Fikri Rozi (21), também da Indonésia,  estudante de Meteorologia, participa do mesmo projeto que Muhammad Rafi no papel de organizador dos eventos. Sua motivação para participar do projeto é ‘aumentar a chance de viver daquelas pessoas através da educação.’

Maria Paschalia Judith Justiari (21) participa do projeto DCME, é responsável pela divulgação e comunicação, também é estudante de Meteorologia. Sua inspiração para participar do projeto vem de longe: Desde dos seu 13 anos se sentia compelida a auxiliar pessoas em situação de risco.  Ela acredita que as perdas por desastres podem ser prevenidas se houver o conhecimento necessário.

Kevin Agustinus Lazarus (21), também participante do projeto DCME, se responsabiliza pela parte de design. Ele diz que sua inspiração provém do fato de que, quando educadas, as pessoas realmente tem chance de sobreviver.

Anna Maria Kusumaningayu (21) quis simplesmente ajudar seus melhores amigos a realizar seu projeto. É responsável pela tesouraria.

Dora Anna Hutajulu (21) faz faculdade de Engenharia Geomatemática, um curso que não temos no Brasil. É responsável por planejar as rotas de evacuação. Sua inspiração é, na verdade, uma necessidade, já que segundo as regras da faculdade (Tri-Dharma Perguruan Tinggi-3 Rules of College) precisam fazer o que chamam de Desenvolvimento Comunitário. Viu no DCME uma chance de fazer seu trabalho.

As respostas as minhas perguntas foram muito similares, mesmo sendo de locais diferentes, por isso resolvi compilá-las em um só artigo.

Tanto Indonésia quanto Kenya e Zimbawe são países vulneráveis as mudanças climáticas, afinal, a situação financeira deles não é boa, a sociedade tem dificuldade em entender as mudanças (adaptações) e os motivos delas, sem contar que a consciência relativa às mudanças climáticas é baixa.
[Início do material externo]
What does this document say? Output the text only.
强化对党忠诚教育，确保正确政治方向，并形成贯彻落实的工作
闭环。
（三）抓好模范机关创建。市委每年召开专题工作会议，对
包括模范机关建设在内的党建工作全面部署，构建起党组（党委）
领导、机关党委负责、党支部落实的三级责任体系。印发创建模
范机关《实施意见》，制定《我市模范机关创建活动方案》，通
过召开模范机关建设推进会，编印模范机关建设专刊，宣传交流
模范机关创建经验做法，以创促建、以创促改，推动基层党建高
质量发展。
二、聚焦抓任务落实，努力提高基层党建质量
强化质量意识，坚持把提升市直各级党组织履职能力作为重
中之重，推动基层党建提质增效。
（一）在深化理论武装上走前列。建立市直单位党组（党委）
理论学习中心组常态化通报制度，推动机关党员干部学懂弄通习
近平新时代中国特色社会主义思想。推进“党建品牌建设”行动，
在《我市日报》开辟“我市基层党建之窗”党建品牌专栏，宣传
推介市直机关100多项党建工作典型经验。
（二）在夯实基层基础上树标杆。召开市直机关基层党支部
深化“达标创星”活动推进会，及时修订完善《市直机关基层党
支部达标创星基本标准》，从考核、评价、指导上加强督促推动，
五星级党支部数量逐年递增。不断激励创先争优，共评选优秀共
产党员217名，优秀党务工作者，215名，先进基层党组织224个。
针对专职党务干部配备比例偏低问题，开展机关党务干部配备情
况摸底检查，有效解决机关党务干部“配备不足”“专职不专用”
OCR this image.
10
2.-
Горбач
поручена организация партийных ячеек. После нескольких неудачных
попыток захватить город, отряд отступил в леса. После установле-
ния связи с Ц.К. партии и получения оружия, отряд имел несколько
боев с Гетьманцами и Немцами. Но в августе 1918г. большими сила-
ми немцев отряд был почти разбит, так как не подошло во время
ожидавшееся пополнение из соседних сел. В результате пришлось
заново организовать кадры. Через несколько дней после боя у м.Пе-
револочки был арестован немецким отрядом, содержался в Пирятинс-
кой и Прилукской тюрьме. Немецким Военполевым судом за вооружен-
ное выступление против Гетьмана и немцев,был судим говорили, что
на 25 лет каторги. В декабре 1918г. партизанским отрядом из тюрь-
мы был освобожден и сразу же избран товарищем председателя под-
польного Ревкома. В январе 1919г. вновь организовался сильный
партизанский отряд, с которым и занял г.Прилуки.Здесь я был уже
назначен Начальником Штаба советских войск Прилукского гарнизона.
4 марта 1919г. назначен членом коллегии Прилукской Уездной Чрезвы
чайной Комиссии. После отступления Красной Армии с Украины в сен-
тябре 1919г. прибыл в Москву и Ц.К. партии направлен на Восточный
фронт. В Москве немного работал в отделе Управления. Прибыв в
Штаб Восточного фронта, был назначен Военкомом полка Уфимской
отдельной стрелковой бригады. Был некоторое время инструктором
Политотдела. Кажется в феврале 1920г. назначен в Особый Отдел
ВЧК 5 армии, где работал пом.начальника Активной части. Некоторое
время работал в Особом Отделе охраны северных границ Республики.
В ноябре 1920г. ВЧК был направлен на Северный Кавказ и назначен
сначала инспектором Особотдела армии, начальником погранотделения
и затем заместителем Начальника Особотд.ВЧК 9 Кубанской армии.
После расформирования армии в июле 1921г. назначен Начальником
Uma forma que esses jovens trabalham com isso é fazer um mapa de evacuação, ensiná-los a usar e educá-los para os desastres. Eles também tentam criar políticas públicas que podem incentivar países a investir na agricultura (de forma saudável, como a orgânica), conservação do solo e mudança climática (o mais óbvio).

Entender modelos de desenvolvimento agrários em seus países – e compreender quem serão os possíveis agentes de mudanças – é um outro jeito pelo qual estão agindo. Compreender quem pode ser a mudança facilita no momento de realmente colocar a mão na massa.

Sem contar que é mais fácil levar para frente uma agenda de desenvolvimento sustentável sabendo quem são seus agentes e como mobilizá-los. É uma tarefa muito importante, mas infelizmente faltam pessoas no Brasil tentando fazê-la.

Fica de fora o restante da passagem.